Setting an Objective

One of my personal goals was to be comfortable over long distances on the trail, even when carrying overnight gear. I wanted to know that I could hike on indefinitely, for hours and days at a time. I knew that if I set an objective of completing some long, scary sounding hike, it would set my confidence in my hiking ability for the rest of my life.

I remembered reading an article about backpacking 50 miles in a single weekend, and how it was a crowning achievement for any weekend warrior that wanted to push their limits in the backcountry. At the time, I had never hiked more than 10 miles in a day, and hiking the distance of two marathons sounded like something that was completely beyond my reach – 50 miles was more than half way across the state of Massachusetts, north to south!

It seemed like a perfectly ambitious goal, and so I started outlining the key results. I’d try to complete a 20 mile weekend by early summer, then a 30 mile weekend by mid summer. At that point, I’d see how I was feeling and whether I needed a 40 mile weekend, or if I could jump right to 50 miles.

I also set a key result of finding a list of friends who’d be interested in doing super long hikes. I knew that lots of people liked the idea of hiking a few hours a day, but it might prove tough to find people willing to put in 20+ mile days. I sorted the list into people I’d try to hike with for the shorter weekends, and the longer ones and started reaching out.

Working Towards the Key Results

Initially, I was nervous that these hikes might be too tough, but as the summer went on, it was fun to plan increasingly longer trips. I was building my stamina as well as my trail confidence – but more importantly, I was making measurable progress towards my objective of hiking 50 miles.

In preparation for each longer hike, I’d try to focus on things that went well during my last hike, as well as the things I could improve.

After one hike, I noticed my energy levels had crashed around midday because I hadn’t brought enough sugary snacks.

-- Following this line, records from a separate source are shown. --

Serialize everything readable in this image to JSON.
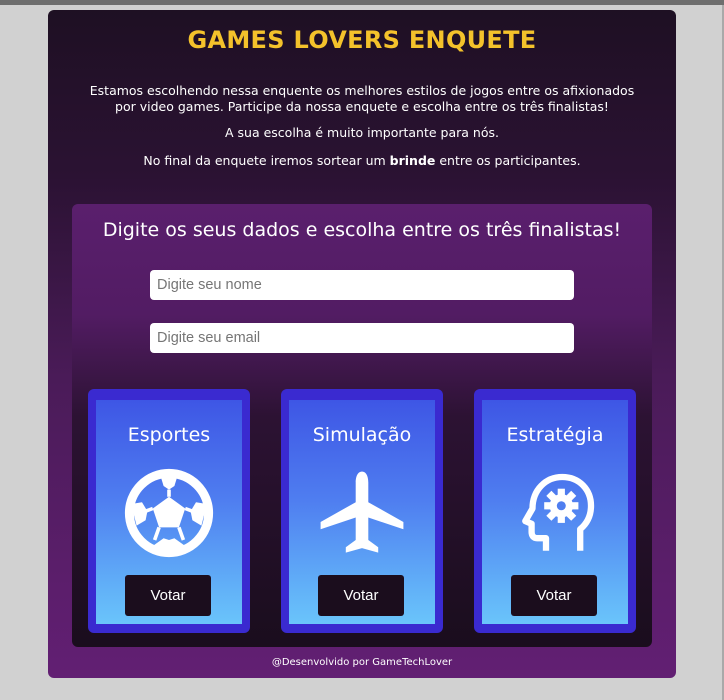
{
  "page": {
    "title": "GAMES LOVERS ENQUETE",
    "intro_paragraph": "Estamos escolhendo nessa enquente os melhores estilos de jogos entre os afixionados por video games. Participe da nossa enquete e escolha entre os três finalistas!",
    "importance_text": "A sua escolha é muito importante para nós.",
    "prize_text_before": "No final da enquete iremos sortear um ",
    "prize_text_bold": "brinde",
    "prize_text_after": " entre os participantes."
  },
  "form": {
    "heading": "Digite os seus dados e escolha entre os três finalistas!",
    "name_field": {
      "placeholder": "Digite seu nome",
      "value": ""
    },
    "email_field": {
      "placeholder": "Digite seu email",
      "value": ""
    }
  },
  "options": [
    {
      "title": "Esportes",
      "icon": "soccer-ball-icon",
      "button_label": "Votar"
    },
    {
      "title": "Simulação",
      "icon": "airplane-icon",
      "button_label": "Votar"
    },
    {
      "title": "Estratégia",
      "icon": "head-gear-icon",
      "button_label": "Votar"
    }
  ],
  "footer": {
    "text": "@Desenvolvido por GameTechLover"
  },
  "colors": {
    "title": "#f4c22b",
    "page_background": "#d1d1d1",
    "card_border": "#3a2ad0",
    "card_gradient_top": "#3e56e5",
    "card_gradient_bottom": "#6ac4fb",
    "vote_button": "#1b0d1d"
  }
}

After another, I felt there was a lot of gear I was carrying that I never really used, so I started to focus on cutting pack weight. I also started paying attention to my sleep habits on the trail – both with getting quality, restful sleep, and also adjusting to a “trail bed time,” just after the sun goes down.

Every time I’d complete a longer hike and check off a new key result, I learned a lot about myself as a backpacker, and what I’d need to do to keep pushing myself further.

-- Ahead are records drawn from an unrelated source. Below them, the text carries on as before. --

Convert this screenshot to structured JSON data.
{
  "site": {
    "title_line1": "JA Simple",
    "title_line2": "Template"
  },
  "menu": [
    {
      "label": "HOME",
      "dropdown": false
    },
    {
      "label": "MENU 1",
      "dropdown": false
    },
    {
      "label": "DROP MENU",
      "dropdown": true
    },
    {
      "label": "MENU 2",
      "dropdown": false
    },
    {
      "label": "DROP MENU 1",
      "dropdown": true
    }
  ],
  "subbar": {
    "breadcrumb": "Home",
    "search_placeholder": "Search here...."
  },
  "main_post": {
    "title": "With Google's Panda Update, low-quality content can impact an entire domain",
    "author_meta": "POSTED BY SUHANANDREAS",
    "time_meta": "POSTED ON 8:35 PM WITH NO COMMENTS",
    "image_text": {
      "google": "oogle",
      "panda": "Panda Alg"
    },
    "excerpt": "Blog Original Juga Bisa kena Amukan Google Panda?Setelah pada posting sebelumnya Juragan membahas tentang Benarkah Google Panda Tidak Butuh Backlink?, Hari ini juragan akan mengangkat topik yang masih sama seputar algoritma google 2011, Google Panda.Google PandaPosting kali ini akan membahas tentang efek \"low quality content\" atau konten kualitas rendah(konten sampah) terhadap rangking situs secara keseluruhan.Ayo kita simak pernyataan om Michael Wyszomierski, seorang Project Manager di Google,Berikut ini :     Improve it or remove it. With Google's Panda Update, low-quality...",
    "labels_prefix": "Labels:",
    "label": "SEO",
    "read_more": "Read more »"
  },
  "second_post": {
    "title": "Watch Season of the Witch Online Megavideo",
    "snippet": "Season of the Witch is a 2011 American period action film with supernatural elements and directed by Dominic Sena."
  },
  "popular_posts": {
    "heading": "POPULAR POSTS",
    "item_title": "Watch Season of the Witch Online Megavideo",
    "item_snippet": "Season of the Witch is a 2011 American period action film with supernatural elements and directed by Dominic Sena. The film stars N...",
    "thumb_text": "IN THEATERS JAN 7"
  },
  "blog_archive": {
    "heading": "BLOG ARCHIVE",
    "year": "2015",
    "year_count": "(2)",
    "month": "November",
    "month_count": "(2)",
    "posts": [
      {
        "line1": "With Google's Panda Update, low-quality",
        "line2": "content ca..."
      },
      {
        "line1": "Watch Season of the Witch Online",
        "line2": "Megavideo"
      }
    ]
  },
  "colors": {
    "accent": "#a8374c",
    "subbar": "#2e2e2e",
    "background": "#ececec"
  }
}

Despite all of my preparation, I was still a bit anxious in the days leading up to my 50 mile weekend attempt. Was I really ready to hike 50 miles? It had seemed like such an audacious goal just a few months earlier, and now I was only a few days away from heading out into the woods for more than 20 hours of hiking. But when I thought back to all I learned, and all of the knowledge I’d picked up along the way, I knew that I was ready.

Working through each of the key results helped me reach my objective.

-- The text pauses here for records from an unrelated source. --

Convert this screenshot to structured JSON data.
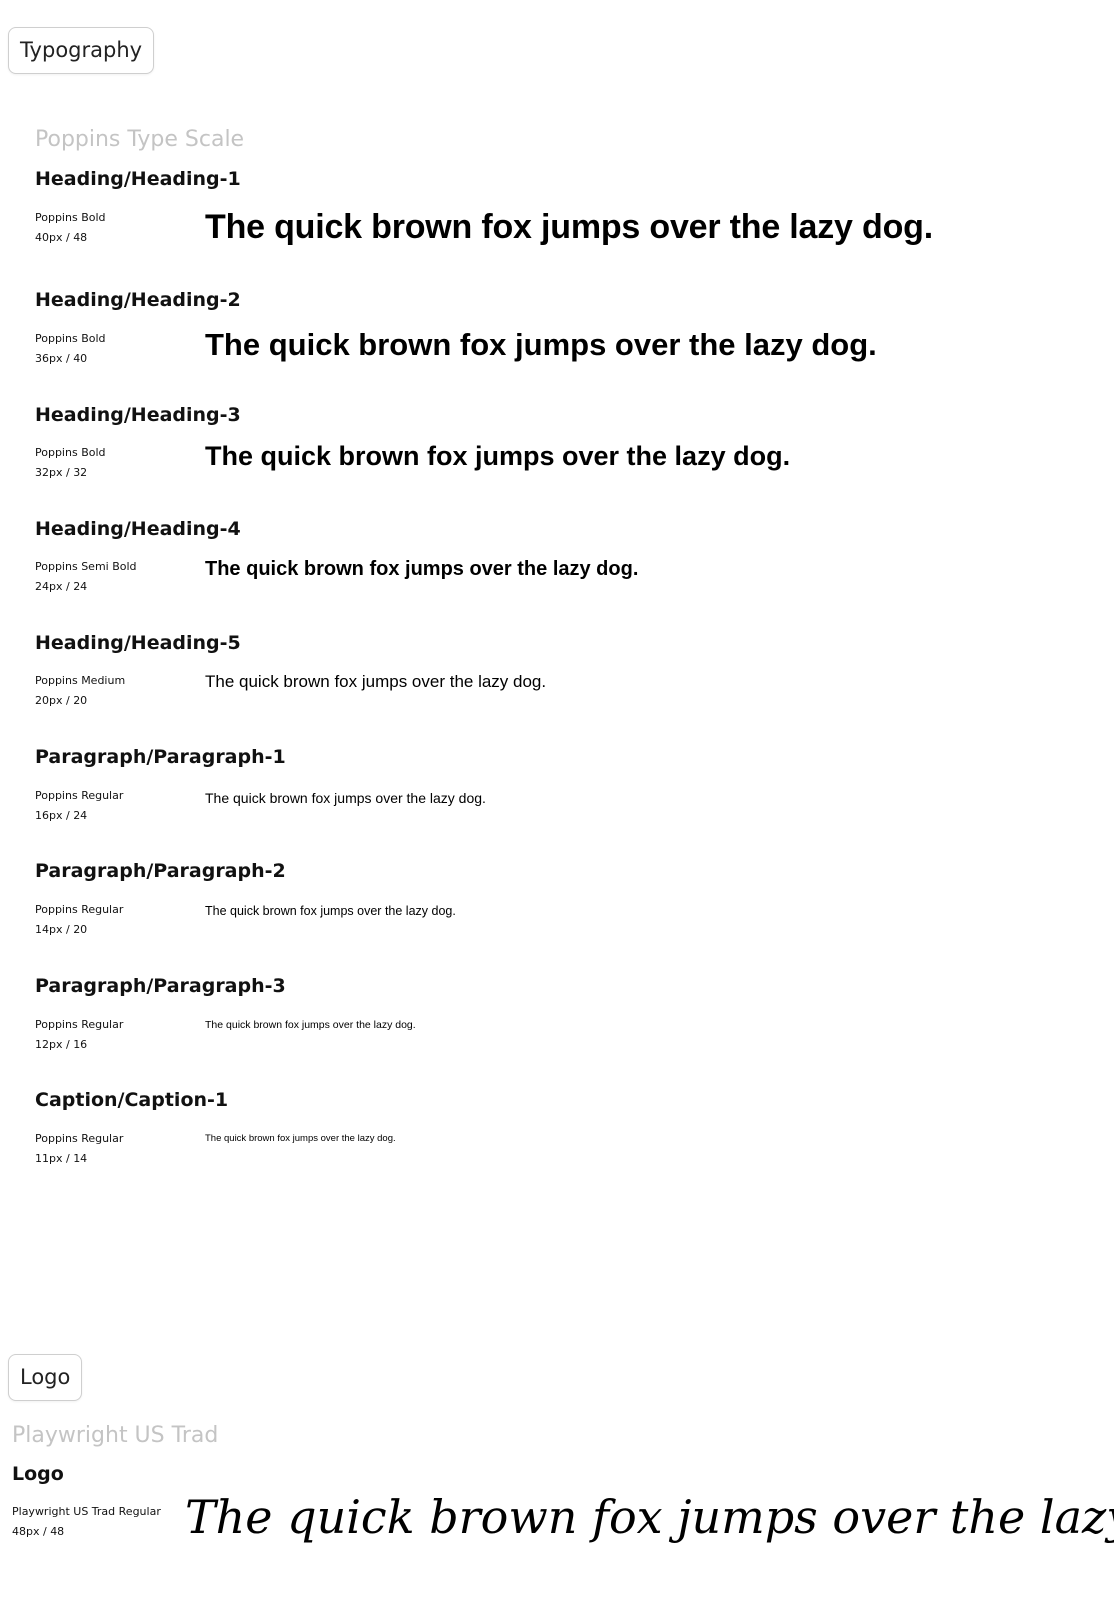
{
  "typography_section": {
    "tag_label": "Typography",
    "subtitle": "Poppins Type Scale",
    "styles": [
      {
        "name": "Heading/Heading-1",
        "font": "Poppins Bold",
        "size": "40px / 48",
        "sample": "The quick brown fox jumps over the lazy dog."
      },
      {
        "name": "Heading/Heading-2",
        "font": "Poppins Bold",
        "size": "36px / 40",
        "sample": "The quick brown fox jumps over the lazy dog."
      },
      {
        "name": "Heading/Heading-3",
        "font": "Poppins Bold",
        "size": "32px / 32",
        "sample": "The quick brown fox jumps over the lazy dog."
      },
      {
        "name": "Heading/Heading-4",
        "font": "Poppins Semi Bold",
        "size": "24px / 24",
        "sample": "The quick brown fox jumps over the lazy dog."
      },
      {
        "name": "Heading/Heading-5",
        "font": "Poppins Medium",
        "size": "20px / 20",
        "sample": "The quick brown fox jumps over the lazy dog."
      },
      {
        "name": "Paragraph/Paragraph-1",
        "font": "Poppins Regular",
        "size": "16px / 24",
        "sample": "The quick brown fox jumps over the lazy dog."
      },
      {
        "name": "Paragraph/Paragraph-2",
        "font": "Poppins Regular",
        "size": "14px / 20",
        "sample": "The quick brown fox jumps over the lazy dog."
      },
      {
        "name": "Paragraph/Paragraph-3",
        "font": "Poppins Regular",
        "size": "12px / 16",
        "sample": "The quick brown fox jumps over the lazy dog."
      },
      {
        "name": "Caption/Caption-1",
        "font": "Poppins Regular",
        "size": "11px / 14",
        "sample": "The quick brown fox jumps over the lazy dog."
      }
    ]
  },
  "logo_section": {
    "tag_label": "Logo",
    "subtitle": "Playwright US Trad",
    "style": {
      "name": "Logo",
      "font": "Playwright US Trad Regular",
      "size": "48px / 48",
      "sample": "The quick brown fox jumps over the lazy dog."
    }
  }
}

Planning Your Own Objectives and Key Results

If you’re worried that your life isn’t as adventurous as you want it to be, the OKR system can be a great way to make sure that your day-to-day actions more closely align with how you want your life to be.

Start by laying out some high level objectives. These can be subjective, qualitative things like being more comfortable in the woods or travelling more. Think of the kinds of things that you want to be able to point to and say “yeah, that’s me, I did that!”

Even if you only tackle one of these objectives every few years, they’ll still make for a great adventure road map for your life.

Once you have your objectives, go through each of them and try to enumerate 3 to 5 key results for each. These should be things that you can measure progress towards, or definitively check off once they’re completed. It could be something like “Takes 3 trips that are at least two nights out in the wilderness” or “travel to a new country every 6 months.” Something that’s more bite-sized and attainable, but that puts you on track to reach your objective. Make sure you setup deadlines and reminders to keep you moving forward.

A year ago I had never hiked more than 10 miles in a day and last weekend I hiked over 50 miles across 2 and a half days. Take some time to set a few adventure goals, and who knows what goals you’ll be able to reach!